Washington University in St. Louis’ ongoing response to the COVID-19 pandemic is multifaceted and continues to evolve. It has taken campus, community and global approaches and includes interdisciplinary research from expert faculty members across the university.
To help address the international social, economic and public health ramifications of the outbreak, the McDonnell International Scholars Academy recently awarded $250,000 in seed grants to kick-start research projects led by Washington University faculty members and their international collaborators.
The call for proposals was met with a strong response: 34 teams from six of the university’s schools — with collaborators from 23 international partner institutions — presented projects for consideration. Eleven ultimately were chosen and received awards of up to $50,000. The projects will explore ways to address the global pandemic, but also help further solidify relationships forged between researchers at Washington University and their colleagues around the world.

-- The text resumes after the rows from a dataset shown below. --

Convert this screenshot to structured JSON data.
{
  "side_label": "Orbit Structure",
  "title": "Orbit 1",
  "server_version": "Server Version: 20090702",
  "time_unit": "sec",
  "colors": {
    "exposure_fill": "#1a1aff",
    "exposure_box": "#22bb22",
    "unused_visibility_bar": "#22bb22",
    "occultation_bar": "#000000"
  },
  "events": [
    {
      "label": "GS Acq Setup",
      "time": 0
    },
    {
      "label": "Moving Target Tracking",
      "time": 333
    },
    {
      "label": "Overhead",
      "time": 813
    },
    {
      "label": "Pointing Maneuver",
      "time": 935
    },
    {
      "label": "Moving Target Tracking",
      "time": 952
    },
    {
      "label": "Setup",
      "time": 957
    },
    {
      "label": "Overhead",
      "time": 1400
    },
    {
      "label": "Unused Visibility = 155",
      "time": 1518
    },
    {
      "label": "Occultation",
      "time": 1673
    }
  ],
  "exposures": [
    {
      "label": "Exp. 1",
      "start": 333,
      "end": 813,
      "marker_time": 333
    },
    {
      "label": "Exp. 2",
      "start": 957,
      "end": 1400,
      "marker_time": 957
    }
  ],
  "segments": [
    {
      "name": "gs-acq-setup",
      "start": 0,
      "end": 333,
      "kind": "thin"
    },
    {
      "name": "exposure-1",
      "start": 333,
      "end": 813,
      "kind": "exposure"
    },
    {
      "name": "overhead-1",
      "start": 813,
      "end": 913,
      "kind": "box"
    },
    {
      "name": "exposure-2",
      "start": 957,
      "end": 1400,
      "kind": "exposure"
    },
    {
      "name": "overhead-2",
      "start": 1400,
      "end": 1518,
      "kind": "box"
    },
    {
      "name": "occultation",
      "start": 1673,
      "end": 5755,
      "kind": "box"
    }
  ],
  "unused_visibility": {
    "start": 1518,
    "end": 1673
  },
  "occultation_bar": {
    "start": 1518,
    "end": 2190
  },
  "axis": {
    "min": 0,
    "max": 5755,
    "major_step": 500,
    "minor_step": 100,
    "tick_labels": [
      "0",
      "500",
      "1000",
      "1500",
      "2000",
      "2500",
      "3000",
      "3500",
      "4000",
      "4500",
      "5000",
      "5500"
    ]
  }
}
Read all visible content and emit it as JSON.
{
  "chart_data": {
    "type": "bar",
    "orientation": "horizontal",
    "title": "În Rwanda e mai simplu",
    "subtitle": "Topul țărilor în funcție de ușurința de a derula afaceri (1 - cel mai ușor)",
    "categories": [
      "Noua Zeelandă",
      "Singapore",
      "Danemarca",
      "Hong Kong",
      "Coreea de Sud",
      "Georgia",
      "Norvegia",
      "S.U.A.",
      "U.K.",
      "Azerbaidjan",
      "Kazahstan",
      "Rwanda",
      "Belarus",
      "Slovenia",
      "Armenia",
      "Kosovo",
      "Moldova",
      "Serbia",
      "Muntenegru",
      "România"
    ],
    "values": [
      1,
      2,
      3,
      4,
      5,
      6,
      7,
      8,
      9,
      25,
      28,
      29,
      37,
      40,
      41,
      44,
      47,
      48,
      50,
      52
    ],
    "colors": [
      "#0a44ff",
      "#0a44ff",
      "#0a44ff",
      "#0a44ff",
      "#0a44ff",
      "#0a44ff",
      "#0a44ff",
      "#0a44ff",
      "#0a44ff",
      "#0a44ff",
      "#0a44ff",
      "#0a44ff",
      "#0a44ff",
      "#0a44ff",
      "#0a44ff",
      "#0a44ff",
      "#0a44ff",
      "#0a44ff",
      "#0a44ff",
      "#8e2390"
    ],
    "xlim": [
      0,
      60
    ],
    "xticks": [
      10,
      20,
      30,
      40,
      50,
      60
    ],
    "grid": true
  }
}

“COVID 19 has been one of the most disruptive forces the world has experienced in decades,” said Kurt Dirks, vice chancellor for international affairs. “Our faculty were eager to tackle the multitude of problems, in collaboration with experts from across the globe, but needed some immediate resources to get started. Thanks to the generosity and foresight of Bethany and Bob Millard, the McDonnell Academy was able to provide the support needed to begin this very important work. The research is expected to yield insights to address the current problems.”
The Millards served as chairs of the Parents Council, Washington University’s undergraduate parent leadership group, this past academic year.
The funded teams now will get to work tackling far-reaching COVID-19-related issues, including the pandemic’s impact on the retirement process in the United States, South Korea and Australia; HIV care in Ghana, Brazil and the United States; and intimate partner violence in St. Louis, Uganda and Chile. The teams expect to gain more insight into these problems by studying the phenomenon in multiple countries and by drawing on top experts from around the world.
Indira Mysorekar, the James P. Crane Professor of Obstetrics and Gynecology at the School of Medicine, is leading one of the funded teams. Her project will focus on how COVID-19 affects pregnancy in both the United States and Brazil.
“We are happy to receive funding from the McDonnell International Scholars Academy to support our work on addressing this highly significant issue, namely, the impact of COVID 19 on pregnant women and their developing fetuses or newly born babies,” Mysorekar said. “Our goal is to provide high-quality data regarding the mechanisms by which COVID-19 increases women’s risk for pregnancy complications, and provide a platform to design rigorous studies to assess treatment strategies to prevent those complications in COVID-19-infected women.”